Las naves comenzaron a descender. Muchas estaban dañadas, podía verlo aún a simple vista, pero a medida que sus compuertas lumínicas se abrían y descendían los ocupantes, eran atendidos por los sanadores que se hallaban cerca, generales de las Yoaeebuii y los Negumakianos a cargo de los informes de combate, quienes llevaban un racconto de todo lo que había sucedido. Sin embargo, no había rastro de Agorén. No podía ver su nave, tampoco lo veía descender entre los Negumakianos. Miraba en todas direcciones, buscando su cabellera rubia entre las pieles escamosas de los soldados, pero no lo veía.

—Él no está con ellos... —murmuró, sintiendo que comenzaba a marearse. Los ojos se le empañaron casi enseguida, dos lágrimas se desbordaron y cayeron incontenibles por sus rosadas mejillas. —No lo veo, Ghodraan. ¡No lo veo! ­—exclamó.

—Tranquila, madre... Debe estar en camino aún, no nos apresuremos —dijo Ghodraan, intentando transmitirle seguridad. Una seguridad que él mismo no tenía ni siquiera en sus propias palabras, y como si Kiltaara pudiera adivinar lo que le sucedía debido al temblor de su voz, le tomó de la mano en silencioso apoyo.

Sin embargo, las naves descendieron a tierra durante casi una hora, en las cuales no hubo ni rastro siquiera de Agorén. Sophia vio con horror como la última nave de combate hacía su aterrizaje silencioso, y de ella descendieron todos, menos Agorén. Poco a poco, las capsulas de salvamento comenzaron a hacer su aparición en los cielos. Al ser más lentas que las propias naves de combate, tardaron muchísimo más tiempo en llegar, pero por fin comenzaban a aparecer. Su sistema de aterrizaje era más simple, pero no menos eficiente, de modo que entre siseos y expulsiones de gases, las capsulas tocaron tierra, abriéndose poco a poco.

Finalmente lo vio. En una de los aparatos pudo ver a Agorén salir poco a poco, y entonces sonrió, al mismo tiempo que daba un resoplido ahogado, soltando el aire que tenía comprimido en el pecho. Sin pensarlo siquiera, emprendió una loca carrera hacia allí, esquivando algunos Negumakianos y apartando Zorgonianos por el camino, seguida muy de cerca por Ghodraan y Kiltaara. Al acercarse, pudo comprobar que una costra de sangre reseca y ennegrecida le coronaba parte de la frente y manchaba su mejilla izquierda, pero más allá de eso, parecía intacto. Se abalanzó a sus brazos, y hundiendo el rostro en su pecho, lo abrazó como si la vida dependiera de ello.

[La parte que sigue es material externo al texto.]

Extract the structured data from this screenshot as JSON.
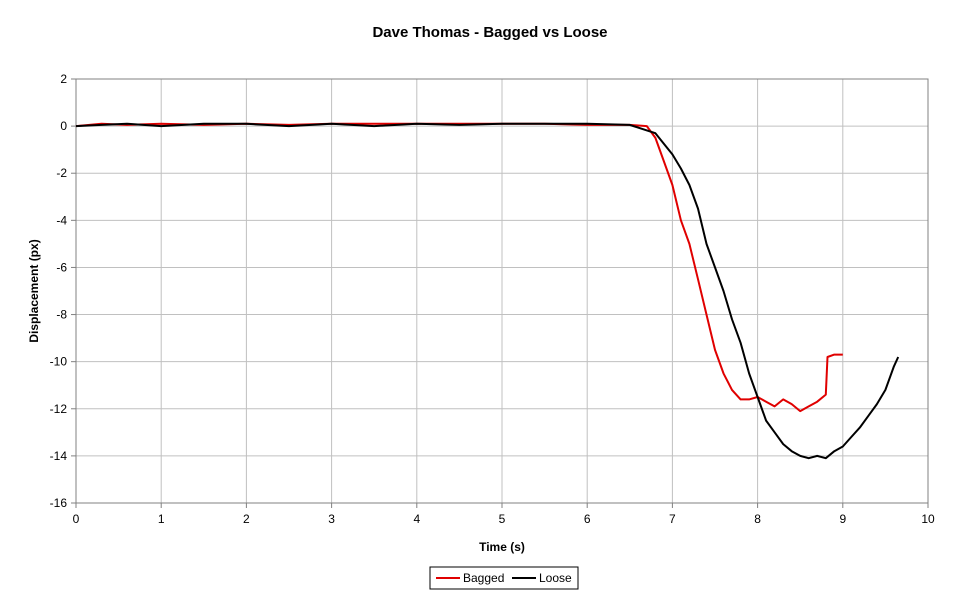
{
  "chart_data": {
    "type": "line",
    "title": "Dave Thomas - Bagged vs Loose",
    "xlabel": "Time (s)",
    "ylabel": "Displacement (px)",
    "xlim": [
      0,
      10
    ],
    "ylim": [
      -16,
      2
    ],
    "xticks": [
      "0",
      "1",
      "2",
      "3",
      "4",
      "5",
      "6",
      "7",
      "8",
      "9",
      "10"
    ],
    "yticks": [
      "2",
      "0",
      "-2",
      "-4",
      "-6",
      "-8",
      "-10",
      "-12",
      "-14",
      "-16"
    ],
    "grid": true,
    "legend_position": "bottom",
    "series": [
      {
        "name": "Bagged",
        "color": "#e00000",
        "points": [
          [
            0,
            0
          ],
          [
            0.3,
            0.1
          ],
          [
            0.6,
            0.05
          ],
          [
            1.0,
            0.1
          ],
          [
            1.5,
            0.05
          ],
          [
            2.0,
            0.1
          ],
          [
            2.5,
            0.05
          ],
          [
            3.0,
            0.1
          ],
          [
            3.5,
            0.1
          ],
          [
            4.0,
            0.1
          ],
          [
            4.5,
            0.1
          ],
          [
            5.0,
            0.1
          ],
          [
            5.5,
            0.1
          ],
          [
            6.0,
            0.05
          ],
          [
            6.5,
            0.05
          ],
          [
            6.7,
            0.0
          ],
          [
            6.8,
            -0.5
          ],
          [
            6.9,
            -1.5
          ],
          [
            7.0,
            -2.5
          ],
          [
            7.1,
            -4.0
          ],
          [
            7.2,
            -5.0
          ],
          [
            7.3,
            -6.5
          ],
          [
            7.4,
            -8.0
          ],
          [
            7.5,
            -9.5
          ],
          [
            7.6,
            -10.5
          ],
          [
            7.7,
            -11.2
          ],
          [
            7.8,
            -11.6
          ],
          [
            7.9,
            -11.6
          ],
          [
            8.0,
            -11.5
          ],
          [
            8.1,
            -11.7
          ],
          [
            8.2,
            -11.9
          ],
          [
            8.3,
            -11.6
          ],
          [
            8.4,
            -11.8
          ],
          [
            8.5,
            -12.1
          ],
          [
            8.6,
            -11.9
          ],
          [
            8.7,
            -11.7
          ],
          [
            8.8,
            -11.4
          ],
          [
            8.82,
            -9.8
          ],
          [
            8.9,
            -9.7
          ],
          [
            9.0,
            -9.7
          ]
        ]
      },
      {
        "name": "Loose",
        "color": "#000000",
        "points": [
          [
            0,
            0
          ],
          [
            0.3,
            0.05
          ],
          [
            0.6,
            0.1
          ],
          [
            1.0,
            0.0
          ],
          [
            1.5,
            0.1
          ],
          [
            2.0,
            0.1
          ],
          [
            2.5,
            0.0
          ],
          [
            3.0,
            0.1
          ],
          [
            3.5,
            0.0
          ],
          [
            4.0,
            0.1
          ],
          [
            4.5,
            0.05
          ],
          [
            5.0,
            0.1
          ],
          [
            5.5,
            0.1
          ],
          [
            6.0,
            0.1
          ],
          [
            6.5,
            0.05
          ],
          [
            6.8,
            -0.3
          ],
          [
            7.0,
            -1.2
          ],
          [
            7.1,
            -1.8
          ],
          [
            7.2,
            -2.5
          ],
          [
            7.3,
            -3.5
          ],
          [
            7.4,
            -5.0
          ],
          [
            7.5,
            -6.0
          ],
          [
            7.6,
            -7.0
          ],
          [
            7.7,
            -8.2
          ],
          [
            7.8,
            -9.2
          ],
          [
            7.9,
            -10.5
          ],
          [
            8.0,
            -11.5
          ],
          [
            8.1,
            -12.5
          ],
          [
            8.2,
            -13.0
          ],
          [
            8.3,
            -13.5
          ],
          [
            8.4,
            -13.8
          ],
          [
            8.5,
            -14.0
          ],
          [
            8.6,
            -14.1
          ],
          [
            8.7,
            -14.0
          ],
          [
            8.8,
            -14.1
          ],
          [
            8.9,
            -13.8
          ],
          [
            9.0,
            -13.6
          ],
          [
            9.1,
            -13.2
          ],
          [
            9.2,
            -12.8
          ],
          [
            9.3,
            -12.3
          ],
          [
            9.4,
            -11.8
          ],
          [
            9.5,
            -11.2
          ],
          [
            9.6,
            -10.2
          ],
          [
            9.65,
            -9.8
          ]
        ]
      }
    ]
  }
}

Agorén entonces le rodeó con un brazo, cerrando los ojos y dándole un beso en la cabeza, respirando con fuerza el aroma de su cabello rojizo. También se abrazaron a ellos el propio Ghodraan y por último Kiltaara, quien intentó abarcar a todos con sus brazos extendidos. Agorén los contuvo tanto como pudo, feliz de poder verlos de nuevo. En su mente aún continuaban rondando las imágenes de aquella gigantesca flota de naves K'assaries, como un horrendo manto negro de caos, muerte y destrucción, avanzando hacia su planeta. Aún podía ver el resplandor de las explosiones, y por sobre todo, aún podía ver los trozos de Negumakianos y zorgonianos despedazados por mil partes, flotando por el universo, quemados y mutilados. Una imagen que no podría olvidar tan fácilmente.